RBG is Bold Grace

Fight for the things that you care about, but do it in a way that will lead others to join you. ~Ruth Bader Ginsburg

Ruth Bader Ginsburg. How can I spend a year exploring leading with bold grace and not pause and highlight the life of Justice Bader Ginsburg? I’m not sure there is anyone who has been a better model of both living and leading with bold grace.

I love it when different things I’m reading or listening to align at the perfect time. This week I’ve been participating in an online summit called Leadership for a Changing World and listened to an interview with Robert E. Quinn, one of my favorite thought leaders.

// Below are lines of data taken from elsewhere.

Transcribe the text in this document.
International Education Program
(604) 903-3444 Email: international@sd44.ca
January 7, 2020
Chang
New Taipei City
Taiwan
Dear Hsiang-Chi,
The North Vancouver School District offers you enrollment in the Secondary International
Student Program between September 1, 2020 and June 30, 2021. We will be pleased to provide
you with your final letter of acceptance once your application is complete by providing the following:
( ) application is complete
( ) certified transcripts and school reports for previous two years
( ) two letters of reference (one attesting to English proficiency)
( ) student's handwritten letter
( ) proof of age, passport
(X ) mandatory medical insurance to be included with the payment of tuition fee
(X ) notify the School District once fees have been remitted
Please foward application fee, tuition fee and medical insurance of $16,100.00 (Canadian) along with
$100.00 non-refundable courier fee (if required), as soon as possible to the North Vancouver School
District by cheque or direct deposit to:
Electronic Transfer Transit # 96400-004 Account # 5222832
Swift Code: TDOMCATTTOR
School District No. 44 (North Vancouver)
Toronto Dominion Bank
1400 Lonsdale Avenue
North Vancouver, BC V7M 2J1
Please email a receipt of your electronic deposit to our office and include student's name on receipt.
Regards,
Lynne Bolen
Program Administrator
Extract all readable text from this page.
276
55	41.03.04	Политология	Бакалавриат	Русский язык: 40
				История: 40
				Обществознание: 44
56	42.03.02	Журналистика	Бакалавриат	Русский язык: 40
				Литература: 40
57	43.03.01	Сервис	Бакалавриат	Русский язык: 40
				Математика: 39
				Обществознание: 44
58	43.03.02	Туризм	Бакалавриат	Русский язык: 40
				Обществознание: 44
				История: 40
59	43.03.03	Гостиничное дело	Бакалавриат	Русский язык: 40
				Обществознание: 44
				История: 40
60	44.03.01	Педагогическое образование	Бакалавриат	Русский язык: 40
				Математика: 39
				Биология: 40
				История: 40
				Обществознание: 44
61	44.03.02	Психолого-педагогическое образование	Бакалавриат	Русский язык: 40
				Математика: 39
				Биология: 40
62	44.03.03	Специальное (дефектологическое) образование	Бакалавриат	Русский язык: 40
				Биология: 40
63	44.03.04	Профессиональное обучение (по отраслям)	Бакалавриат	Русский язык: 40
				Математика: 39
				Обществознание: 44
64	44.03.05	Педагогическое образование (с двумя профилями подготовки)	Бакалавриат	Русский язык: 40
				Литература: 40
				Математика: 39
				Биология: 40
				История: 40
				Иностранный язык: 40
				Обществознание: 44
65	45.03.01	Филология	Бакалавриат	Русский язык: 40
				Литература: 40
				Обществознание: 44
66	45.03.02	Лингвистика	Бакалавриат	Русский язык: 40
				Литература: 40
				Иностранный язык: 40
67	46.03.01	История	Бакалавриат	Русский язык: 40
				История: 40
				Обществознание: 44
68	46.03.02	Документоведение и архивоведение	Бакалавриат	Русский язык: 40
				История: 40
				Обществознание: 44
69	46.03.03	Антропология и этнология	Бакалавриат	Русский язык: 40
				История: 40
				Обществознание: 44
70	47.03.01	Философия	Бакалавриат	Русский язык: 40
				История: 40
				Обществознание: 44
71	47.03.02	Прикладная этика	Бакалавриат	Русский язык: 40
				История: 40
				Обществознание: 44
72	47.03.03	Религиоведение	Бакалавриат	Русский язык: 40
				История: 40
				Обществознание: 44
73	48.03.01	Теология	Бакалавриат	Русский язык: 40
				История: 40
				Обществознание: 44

Create Meaning and Move People

Quinn said, “Leadership is about vision and moral power; it’s about creating meaning and moving people to where they can’t normally be.” He went on to say that “Leaders have to be adaptive. They have to live at a higher than normal reactive state. They live in the same crises and they lift themselves up emotionally, morally, and spiritually above reaction, and they lead.”

That’s exactly how I view RBG. Here are two quotes from RBG to illustrate my point.

“Anger, resentment, envy, and self-pity are wasteful reactions. They greatly drain one’s time. They sap energy better devoted to productive endeavors.” ~RBG

“Sometimes people say unkind or thoughtless things, and when they do, it is best to be a little hard of hearing – to tune out and not snap back in anger or impatience.” ~RBG

My initial RBG quote that has been posted throughout social media – “Fight for the things that you care about, but do it in a way that will lead others to join you.” – is the epidemy of bold grace.

Contribution Trumps Achievement

One other point in that same Quinn interview is that “the goal of contribution trumps the goal of achievement.” And, wow, did RBG contribute!

As one headline stated, “Ruth Bader Ginsburg Was Not A Radical. But She Was Still Revolutionary.” “While Ginsburg’s style was steady and methodical – she never considered herself a radical – the sheer volume and impact of her work catalyzed a revolution.”

I continue to be drawn back to Quinn’s description of leadership and I can’t help but insert RBG’s name. “RBG lived at a higher than normal reactive state. She lived in the same crises and she lifted herself up emotionally, morally, and spiritually above reaction, and she led.”

RBG. A true role model of bold grace.